Entonces se oyó un grito desgarrador de la parturienta al que siguió el llanto de un bebé. Sebastián y su invitado subieron corriendo al piso superior donde encontraron al recién nacido al que Teresa, tras lavarlo, había entregado a su madre, María de los Dolores, de cuarenta y tres años.

Allí estaba el décimo retoño de aquel ubérrimo matrimonio rodeado de sus nueve hermanos que lo contemplaban en silencio, pero el extraño pudo leer los pensamientos de cada uno de ellos. Los mayores –Domingo, de diecinueve años, Soledad, de diecisiete y Sebastián, de dieciséis– lo recibieron con cierta indiferencia pues además de no ser el primer parto que allí presenciaban sospechaban que tampoco sería el último. Sin embargo, Tomasa, de catorce, Carmen, de trece, Concepción, de diez, e Ignacio, de ocho, lo acogieron con júbilo mientras Dolores, de cinco, estaba atónita al asistir por vez primera al milagro de la vida, un espectáculo totalmente nuevo para ella en tanto que Manuela, de tres, sentía una emoción que jamás había experimentado antes, celos, al comprobar que nada más venir al mundo aquel intruso le había robado toda la atención que hasta entonces acaparaba destronándola como reina del hogar.

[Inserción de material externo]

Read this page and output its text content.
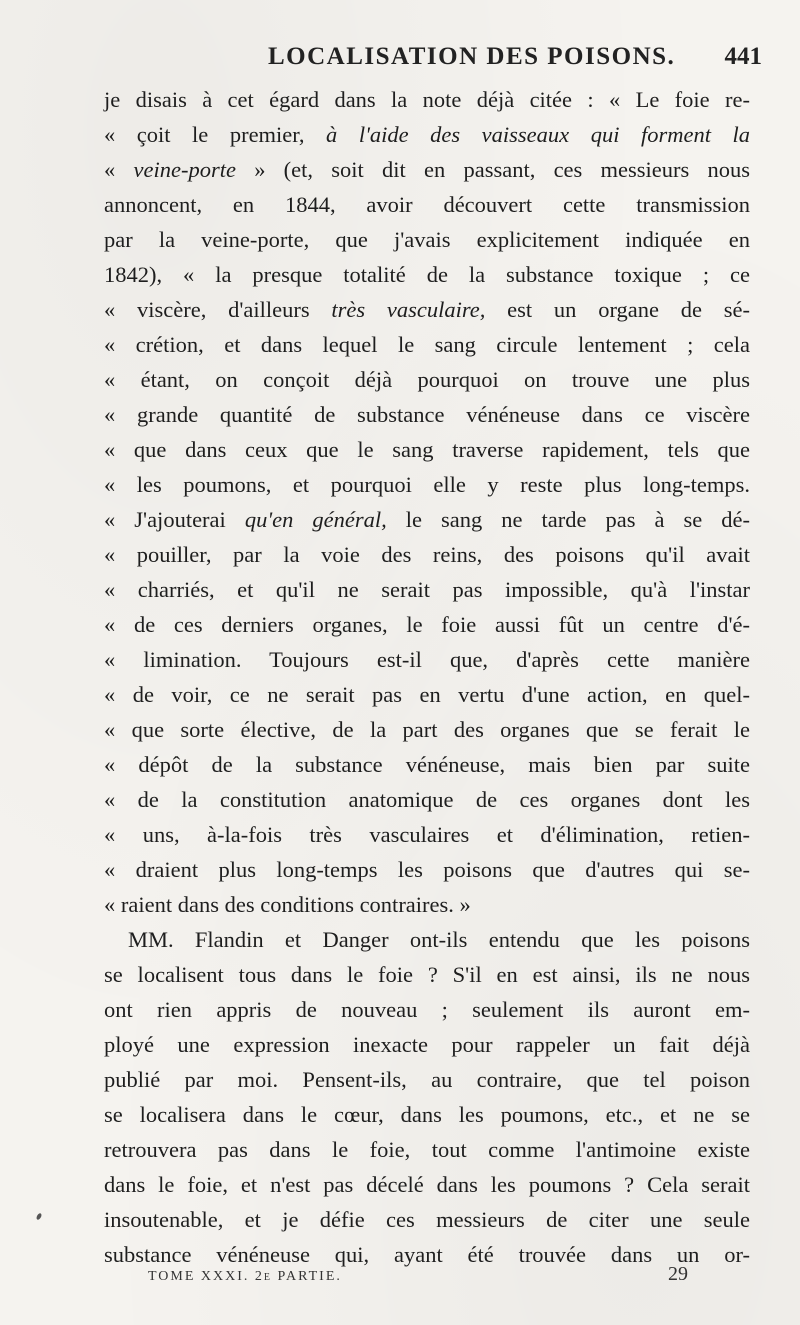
LOCALISATION DES POISONS. 441
je disais à cet égard dans la note déjà citée : « Le foie re-
« çoit le premier, à l'aide des vaisseaux qui forment la
« veine-porte » (et, soit dit en passant, ces messieurs nous
annoncent, en 1844, avoir découvert cette transmission
par la veine-porte, que j'avais explicitement indiquée en
1842), « la presque totalité de la substance toxique ; ce
« viscère, d'ailleurs très vasculaire, est un organe de sé-
« crétion, et dans lequel le sang circule lentement ; cela
« étant, on conçoit déjà pourquoi on trouve une plus
« grande quantité de substance vénéneuse dans ce viscère
« que dans ceux que le sang traverse rapidement, tels que
« les poumons, et pourquoi elle y reste plus long-temps.
« J'ajouterai qu'en général, le sang ne tarde pas à se dé-
« pouiller, par la voie des reins, des poisons qu'il avait
« charriés, et qu'il ne serait pas impossible, qu'à l'instar
« de ces derniers organes, le foie aussi fût un centre d'é-
« limination. Toujours est-il que, d'après cette manière
« de voir, ce ne serait pas en vertu d'une action, en quel-
« que sorte élective, de la part des organes que se ferait le
« dépôt de la substance vénéneuse, mais bien par suite
« de la constitution anatomique de ces organes dont les
« uns, à-la-fois très vasculaires et d'élimination, retien-
« draient plus long-temps les poisons que d'autres qui se-
« raient dans des conditions contraires. »
MM. Flandin et Danger ont-ils entendu que les poisons
se localisent tous dans le foie ? S'il en est ainsi, ils ne nous
ont rien appris de nouveau ; seulement ils auront em-
ployé une expression inexacte pour rappeler un fait déjà
publié par moi. Pensent-ils, au contraire, que tel poison
se localisera dans le cœur, dans les poumons, etc., et ne se
retrouvera pas dans le foie, tout comme l'antimoine existe
dans le foie, et n'est pas décelé dans les poumons ? Cela serait
insoutenable, et je défie ces messieurs de citer une seule
substance vénéneuse qui, ayant été trouvée dans un or-
TOME XXXI. 2e PARTIE.	29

Entonces el visitante rompió a llorar y cuando su antiguo compañero de armas le preguntó a qué se debían sus lágrimas respondió:

-Junto al manco de Lepanto será el mejor novelista en lengua española de toda la historia y lamentablemente no voy a vivir lo suficiente para poder disfrutar de su magnífica prosa. Nace bendito por la musas, por eso debéis llamarlo Benito.

A lo que la madre replicó extrañada:

-Como soñé que sería niña pensé llamarla igual que yo.

-Pues entonces –sentenció el padre–, se llamará Benito María de los Dolores Pérez Galdós.

Acababa de nacer el canario más universal.